Friday, April 13, 2012

Yes They Can Get Your Texts


Among all the text content released yesterday evening by the University of Arkansas, this image is the one you need to take to your administrators, your coaches, your policy makers and to note for yourself.

In the exchange, Bobby Petrino is asking one of his staffers if the actual texts, not just the phone numbers contacted, can be retrieved or would be subject to Arkansas' FOIA law. In some ways, the answer given was correct, but as everyone learned, not completely accurate.

We know from previous cases that you can expose your personal email accounts to FOIA in certain states if they are being used to circumvent official email. Here we see a phone that got scrubbed for data when it was turned in, screen captures made of the text conversations and then they were released to the Arkansas media.

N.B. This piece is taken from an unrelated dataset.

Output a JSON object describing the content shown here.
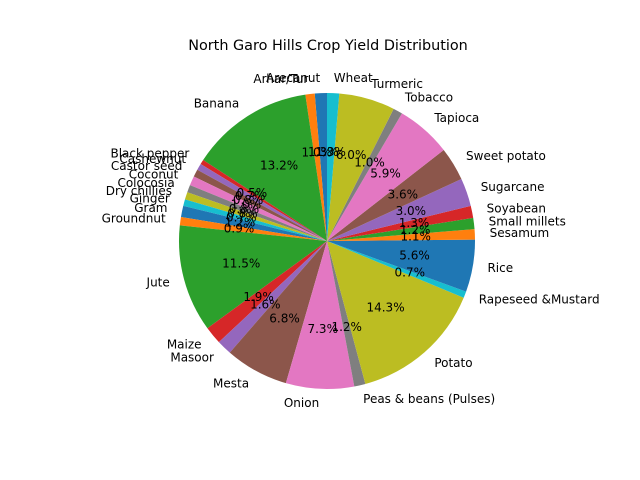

The questions you need to ask yourself on behalf of your agency/department:

What is the policy about stored data? Do state laws or institutional policy require maintaining records?

Whatever those policies are on email, there is the high likelihood they apply to text messages. If they don't, then unless you want to end up in this kind of pickle, keep your phones clean.

This especially applies to smart phones, which can store, as Bobby Petrino found out the hard way, lots of stuff.

It's obvious from some of the back and forth two things were going on. First, people who didn't want to talk to each other were using text to communicate. If you read the whole 30 pages worth you'll see things like are you in your office, etc.

Second, the same people put things in texts that they thought would be ephemeral, that knowing FOIA law would apply to an email they would never have sent in that manner.

Remember the first law of Facebook: Digital assets are extremely portable and once posted are always available.

That applies everywhere in a digital world.

After twice burned, can we hope that the next head football coach at Arkansas will understand that cell phone records are part of the public record?

To repeat my earlier #WordsOfTwisdom in the matter:

Things to remember: never use your office phone/computer/email for personal business. Never. Ever. Ever. Never.